Nous partons à 5 en taxi et déposons Marie à Palais car elle a décidé de faire de la plongée aujourd'hui. Effectivement, il fait un temps magnifique et nous avons bien l'intention d'en profiter aussi !
Notre parcours reprend donc à la pointe des Poulains qui comme son nom ne l'indique pas, ne rassemble aucun équidé de quelque sorte que ce soit. La lumière n'est plus du tout la même que la veille puisqu'on se retrouve avec le soleil dans le dos et donc c'est à nouveau une salve de photos qui débute. Il faut admettre que le lieu est magnifique et de plus, nous sommes absolument seuls. Superbe, petite séquence émotion pour certains...
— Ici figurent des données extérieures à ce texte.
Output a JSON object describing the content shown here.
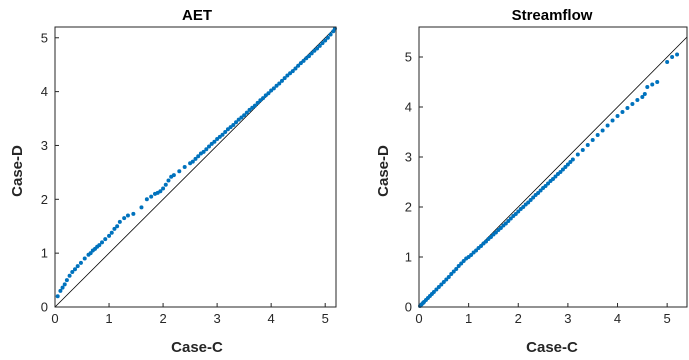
{
  "chart_data": [
    {
      "type": "scatter",
      "title": "AET",
      "xlabel": "Case-C",
      "ylabel": "Case-D",
      "xlim": [
        0,
        5.2
      ],
      "ylim": [
        0,
        5.2
      ],
      "xticks": [
        0,
        1,
        2,
        3,
        4,
        5
      ],
      "yticks": [
        0,
        1,
        2,
        3,
        4,
        5
      ],
      "grid": false,
      "reference_line": "1:1",
      "marker_color": "#0072BD",
      "series": [
        {
          "x": [
            0.05,
            0.1,
            0.14,
            0.18,
            0.22,
            0.27,
            0.32,
            0.37,
            0.42,
            0.48,
            0.55,
            0.62,
            0.66,
            0.7,
            0.74,
            0.78,
            0.82,
            0.87,
            0.93,
            1.0,
            1.05,
            1.1,
            1.15,
            1.2,
            1.28,
            1.35,
            1.45,
            1.6,
            1.7,
            1.78,
            1.85,
            1.9,
            1.95,
            2.0,
            2.05,
            2.1,
            2.15,
            2.2,
            2.3,
            2.4,
            2.5,
            2.55,
            2.6,
            2.65,
            2.7,
            2.75,
            2.8,
            2.85,
            2.9,
            2.95,
            3.0,
            3.05,
            3.1,
            3.15,
            3.2,
            3.25,
            3.3,
            3.35,
            3.4,
            3.45,
            3.5,
            3.55,
            3.6,
            3.65,
            3.7,
            3.75,
            3.8,
            3.85,
            3.9,
            3.95,
            4.0,
            4.05,
            4.1,
            4.15,
            4.2,
            4.25,
            4.3,
            4.35,
            4.4,
            4.45,
            4.5,
            4.55,
            4.6,
            4.65,
            4.7,
            4.75,
            4.8,
            4.85,
            4.9,
            4.95,
            5.0,
            5.05,
            5.1,
            5.15,
            5.18
          ],
          "y": [
            0.2,
            0.3,
            0.36,
            0.42,
            0.5,
            0.58,
            0.65,
            0.7,
            0.76,
            0.82,
            0.9,
            0.97,
            1.0,
            1.05,
            1.08,
            1.12,
            1.15,
            1.2,
            1.26,
            1.32,
            1.38,
            1.45,
            1.5,
            1.58,
            1.65,
            1.7,
            1.73,
            1.85,
            2.0,
            2.05,
            2.1,
            2.12,
            2.15,
            2.2,
            2.27,
            2.35,
            2.42,
            2.45,
            2.52,
            2.6,
            2.67,
            2.7,
            2.75,
            2.8,
            2.85,
            2.88,
            2.93,
            2.98,
            3.03,
            3.07,
            3.12,
            3.16,
            3.2,
            3.25,
            3.3,
            3.34,
            3.38,
            3.43,
            3.48,
            3.52,
            3.56,
            3.61,
            3.66,
            3.7,
            3.74,
            3.79,
            3.84,
            3.88,
            3.93,
            3.97,
            4.02,
            4.06,
            4.11,
            4.15,
            4.2,
            4.25,
            4.3,
            4.34,
            4.38,
            4.43,
            4.48,
            4.53,
            4.57,
            4.62,
            4.66,
            4.71,
            4.76,
            4.8,
            4.85,
            4.9,
            4.95,
            5.0,
            5.06,
            5.12,
            5.17
          ]
        }
      ]
    },
    {
      "type": "scatter",
      "title": "Streamflow",
      "xlabel": "Case-C",
      "ylabel": "Case-D",
      "xlim": [
        0,
        5.4
      ],
      "ylim": [
        0,
        5.6
      ],
      "xticks": [
        0,
        1,
        2,
        3,
        4,
        5
      ],
      "yticks": [
        0,
        1,
        2,
        3,
        4,
        5
      ],
      "grid": false,
      "reference_line": "1:1",
      "marker_color": "#0072BD",
      "series": [
        {
          "x": [
            0.02,
            0.05,
            0.08,
            0.1,
            0.14,
            0.18,
            0.22,
            0.26,
            0.3,
            0.35,
            0.4,
            0.45,
            0.5,
            0.55,
            0.6,
            0.65,
            0.7,
            0.75,
            0.8,
            0.85,
            0.9,
            0.95,
            1.0,
            1.05,
            1.1,
            1.15,
            1.2,
            1.25,
            1.3,
            1.35,
            1.4,
            1.45,
            1.5,
            1.55,
            1.6,
            1.65,
            1.7,
            1.75,
            1.8,
            1.85,
            1.9,
            1.95,
            2.0,
            2.05,
            2.1,
            2.15,
            2.2,
            2.25,
            2.3,
            2.35,
            2.4,
            2.45,
            2.5,
            2.55,
            2.6,
            2.65,
            2.7,
            2.75,
            2.8,
            2.85,
            2.9,
            2.95,
            3.0,
            3.05,
            3.1,
            3.2,
            3.3,
            3.4,
            3.5,
            3.6,
            3.7,
            3.8,
            3.9,
            4.0,
            4.1,
            4.2,
            4.3,
            4.4,
            4.5,
            4.55,
            4.6,
            4.7,
            4.8,
            5.0,
            5.1,
            5.2
          ],
          "y": [
            0.02,
            0.05,
            0.08,
            0.1,
            0.14,
            0.18,
            0.22,
            0.26,
            0.3,
            0.35,
            0.4,
            0.45,
            0.5,
            0.55,
            0.6,
            0.66,
            0.71,
            0.76,
            0.82,
            0.87,
            0.92,
            0.97,
            1.0,
            1.04,
            1.09,
            1.13,
            1.18,
            1.22,
            1.27,
            1.31,
            1.36,
            1.4,
            1.45,
            1.49,
            1.54,
            1.58,
            1.63,
            1.67,
            1.72,
            1.77,
            1.82,
            1.86,
            1.91,
            1.96,
            2.0,
            2.05,
            2.09,
            2.14,
            2.19,
            2.24,
            2.28,
            2.33,
            2.38,
            2.42,
            2.47,
            2.52,
            2.56,
            2.61,
            2.66,
            2.7,
            2.75,
            2.8,
            2.85,
            2.9,
            2.95,
            3.05,
            3.14,
            3.24,
            3.34,
            3.44,
            3.53,
            3.63,
            3.73,
            3.82,
            3.9,
            3.98,
            4.06,
            4.14,
            4.2,
            4.26,
            4.4,
            4.45,
            4.5,
            4.9,
            5.0,
            5.05
          ]
        }
      ]
    }
  ]
}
Un peu de mal à trouver le point de départ mais nous partons enfin sur le sentier côtier, en laissant derrière nous la bicoque de la tragédienne Sarah Bernhardt (ancien fort désaffecté, qu’elle achète en 1894).
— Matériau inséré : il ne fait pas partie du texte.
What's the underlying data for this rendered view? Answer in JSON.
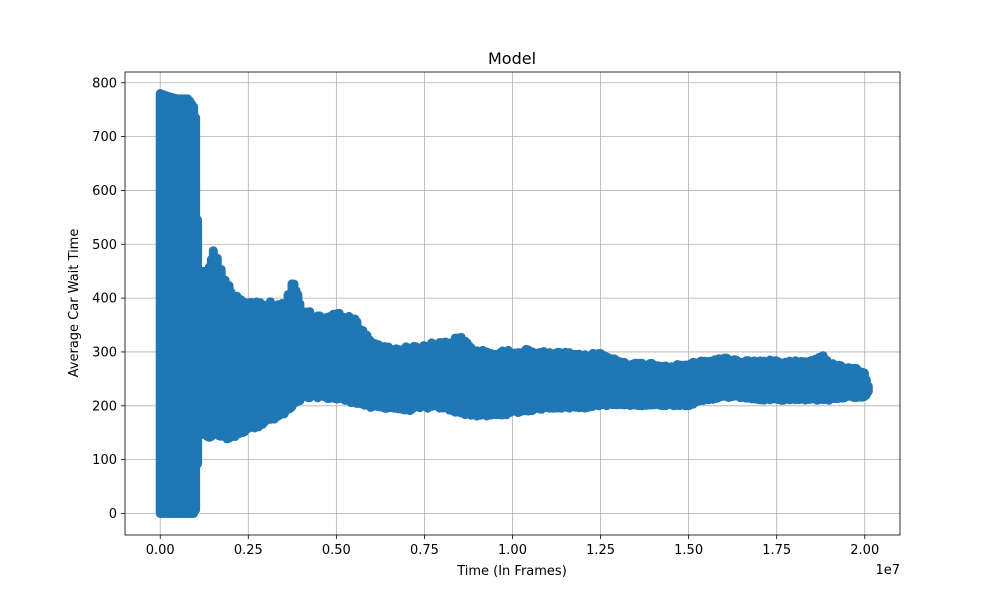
{
  "chart_data": {
    "type": "scatter",
    "title": "Model",
    "xlabel": "Time (In Frames)",
    "ylabel": "Average Car Wait Time",
    "x_offset_label": "1e7",
    "xlim": [
      -0.1,
      2.1
    ],
    "ylim": [
      -40,
      820
    ],
    "xticks": [
      0.0,
      0.25,
      0.5,
      0.75,
      1.0,
      1.25,
      1.5,
      1.75,
      2.0
    ],
    "xtick_labels": [
      "0.00",
      "0.25",
      "0.50",
      "0.75",
      "1.00",
      "1.25",
      "1.50",
      "1.75",
      "2.00"
    ],
    "yticks": [
      0,
      100,
      200,
      300,
      400,
      500,
      600,
      700,
      800
    ],
    "ytick_labels": [
      "0",
      "100",
      "200",
      "300",
      "400",
      "500",
      "600",
      "700",
      "800"
    ],
    "grid": true,
    "marker_color": "#1f77b4",
    "envelope": {
      "x": [
        0.0,
        0.02,
        0.05,
        0.08,
        0.1,
        0.11,
        0.12,
        0.15,
        0.2,
        0.25,
        0.3,
        0.35,
        0.38,
        0.4,
        0.45,
        0.5,
        0.55,
        0.6,
        0.65,
        0.7,
        0.75,
        0.8,
        0.85,
        0.9,
        0.95,
        1.0,
        1.05,
        1.1,
        1.15,
        1.2,
        1.25,
        1.3,
        1.35,
        1.4,
        1.45,
        1.5,
        1.55,
        1.6,
        1.65,
        1.7,
        1.75,
        1.8,
        1.85,
        1.88,
        1.9,
        1.95,
        2.0,
        2.01
      ],
      "y_max": [
        780,
        775,
        770,
        770,
        750,
        455,
        450,
        495,
        420,
        400,
        395,
        390,
        440,
        380,
        370,
        375,
        365,
        320,
        310,
        310,
        315,
        320,
        330,
        305,
        300,
        305,
        305,
        300,
        300,
        295,
        300,
        285,
        280,
        280,
        275,
        280,
        285,
        290,
        285,
        285,
        285,
        285,
        285,
        295,
        280,
        275,
        265,
        240
      ],
      "y_min": [
        0,
        0,
        0,
        0,
        0,
        140,
        135,
        140,
        135,
        155,
        165,
        180,
        195,
        210,
        215,
        210,
        205,
        195,
        195,
        190,
        195,
        195,
        185,
        180,
        180,
        185,
        190,
        195,
        195,
        195,
        200,
        200,
        200,
        200,
        200,
        200,
        210,
        215,
        215,
        210,
        210,
        210,
        210,
        210,
        210,
        215,
        215,
        225
      ]
    }
  }
}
Nous marchons en haut des falaises, entre le golf 9 trous et la côte découpée. Le vent s'est calmé et la mer est moins déchainée. Mais c'est tout de même très beau. Arrivés à une crique, je me vois obligé de porter Lydie, pour ne pas que du sable entre dans ses chaussures. J'vous jure...
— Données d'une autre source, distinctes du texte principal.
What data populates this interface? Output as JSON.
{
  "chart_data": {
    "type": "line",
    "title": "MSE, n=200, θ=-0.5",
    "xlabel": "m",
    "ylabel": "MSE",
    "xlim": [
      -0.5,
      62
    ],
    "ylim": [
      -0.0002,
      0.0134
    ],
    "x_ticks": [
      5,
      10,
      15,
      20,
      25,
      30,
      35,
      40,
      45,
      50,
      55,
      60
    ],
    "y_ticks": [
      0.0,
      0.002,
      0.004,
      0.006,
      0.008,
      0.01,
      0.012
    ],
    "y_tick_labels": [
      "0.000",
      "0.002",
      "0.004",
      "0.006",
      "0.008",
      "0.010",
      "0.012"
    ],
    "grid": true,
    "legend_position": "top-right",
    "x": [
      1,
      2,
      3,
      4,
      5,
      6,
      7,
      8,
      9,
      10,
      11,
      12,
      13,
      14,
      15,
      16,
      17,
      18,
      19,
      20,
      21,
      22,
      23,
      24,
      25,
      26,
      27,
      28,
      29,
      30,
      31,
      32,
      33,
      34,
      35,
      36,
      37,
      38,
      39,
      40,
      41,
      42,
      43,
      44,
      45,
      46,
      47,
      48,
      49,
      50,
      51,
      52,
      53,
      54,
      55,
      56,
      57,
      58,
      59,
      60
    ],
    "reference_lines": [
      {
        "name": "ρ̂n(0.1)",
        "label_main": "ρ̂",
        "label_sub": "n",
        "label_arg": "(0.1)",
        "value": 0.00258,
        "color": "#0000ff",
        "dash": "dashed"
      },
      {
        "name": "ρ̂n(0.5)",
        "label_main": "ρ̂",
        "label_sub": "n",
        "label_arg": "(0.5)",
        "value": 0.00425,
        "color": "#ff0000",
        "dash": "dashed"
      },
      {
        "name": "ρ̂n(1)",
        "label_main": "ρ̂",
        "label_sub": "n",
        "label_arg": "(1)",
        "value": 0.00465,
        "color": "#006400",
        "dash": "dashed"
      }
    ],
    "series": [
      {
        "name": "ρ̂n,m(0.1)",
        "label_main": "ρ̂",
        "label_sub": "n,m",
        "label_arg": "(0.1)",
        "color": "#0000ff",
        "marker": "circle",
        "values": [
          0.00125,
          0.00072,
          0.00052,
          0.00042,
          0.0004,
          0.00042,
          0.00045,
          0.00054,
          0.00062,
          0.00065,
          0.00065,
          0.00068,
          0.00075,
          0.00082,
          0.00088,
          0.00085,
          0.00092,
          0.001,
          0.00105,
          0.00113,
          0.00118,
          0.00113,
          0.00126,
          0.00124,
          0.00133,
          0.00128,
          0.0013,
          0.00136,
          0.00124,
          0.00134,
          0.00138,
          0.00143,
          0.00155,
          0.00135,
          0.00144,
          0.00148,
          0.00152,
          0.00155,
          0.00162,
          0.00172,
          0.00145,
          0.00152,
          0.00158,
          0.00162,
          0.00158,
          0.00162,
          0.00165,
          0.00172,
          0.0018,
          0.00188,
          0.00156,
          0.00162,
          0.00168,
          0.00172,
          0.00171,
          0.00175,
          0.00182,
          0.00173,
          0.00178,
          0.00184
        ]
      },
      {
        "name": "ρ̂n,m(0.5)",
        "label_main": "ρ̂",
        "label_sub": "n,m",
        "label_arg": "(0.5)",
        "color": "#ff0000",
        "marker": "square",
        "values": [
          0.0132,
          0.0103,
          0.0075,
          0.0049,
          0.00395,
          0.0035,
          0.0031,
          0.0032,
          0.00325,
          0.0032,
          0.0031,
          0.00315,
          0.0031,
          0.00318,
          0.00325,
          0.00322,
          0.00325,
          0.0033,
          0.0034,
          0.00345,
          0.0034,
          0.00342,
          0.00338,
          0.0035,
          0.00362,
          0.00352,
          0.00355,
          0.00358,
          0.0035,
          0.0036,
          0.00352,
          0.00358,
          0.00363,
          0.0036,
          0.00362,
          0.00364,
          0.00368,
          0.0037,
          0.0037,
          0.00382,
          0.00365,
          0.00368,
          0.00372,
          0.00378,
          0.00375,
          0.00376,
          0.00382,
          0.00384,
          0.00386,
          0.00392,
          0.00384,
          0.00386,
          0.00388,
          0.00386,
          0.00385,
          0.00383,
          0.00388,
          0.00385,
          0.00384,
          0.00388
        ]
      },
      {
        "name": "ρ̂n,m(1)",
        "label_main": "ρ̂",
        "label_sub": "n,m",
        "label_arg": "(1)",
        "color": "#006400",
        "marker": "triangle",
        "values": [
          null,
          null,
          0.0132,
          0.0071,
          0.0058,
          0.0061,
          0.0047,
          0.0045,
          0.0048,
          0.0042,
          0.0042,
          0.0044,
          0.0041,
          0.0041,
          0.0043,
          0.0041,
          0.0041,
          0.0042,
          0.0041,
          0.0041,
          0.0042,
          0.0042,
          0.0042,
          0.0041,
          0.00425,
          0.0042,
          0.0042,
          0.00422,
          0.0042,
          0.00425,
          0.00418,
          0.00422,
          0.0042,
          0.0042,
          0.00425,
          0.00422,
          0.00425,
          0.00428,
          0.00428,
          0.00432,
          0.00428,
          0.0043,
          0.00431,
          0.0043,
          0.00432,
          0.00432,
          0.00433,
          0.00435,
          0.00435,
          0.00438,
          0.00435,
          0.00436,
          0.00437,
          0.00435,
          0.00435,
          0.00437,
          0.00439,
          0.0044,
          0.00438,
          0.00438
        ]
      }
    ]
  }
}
Nous continuons jusqu'à l'Apothicairerie, surplombant une inquiétante grotte. Petit arrêt pipi dans une zone protégée... Oups !
Pause pique nique sous le seul morceau de pinède que nous croisons. Au menu, taboulé et crème dessert, agrémenté d'autres friandises.
On repart et le décor change considérablement. La végétation est beaucoup plus aride et brûlée par le sel. C'est joli mais un peu plus monotone. Nous terminons par la grande plage du Donnant ou nous décidons d'aller affronter les vagues et les 17 degrés de la mer. Pas facile d'y rentrer mais une fois dedans, on s'y fait.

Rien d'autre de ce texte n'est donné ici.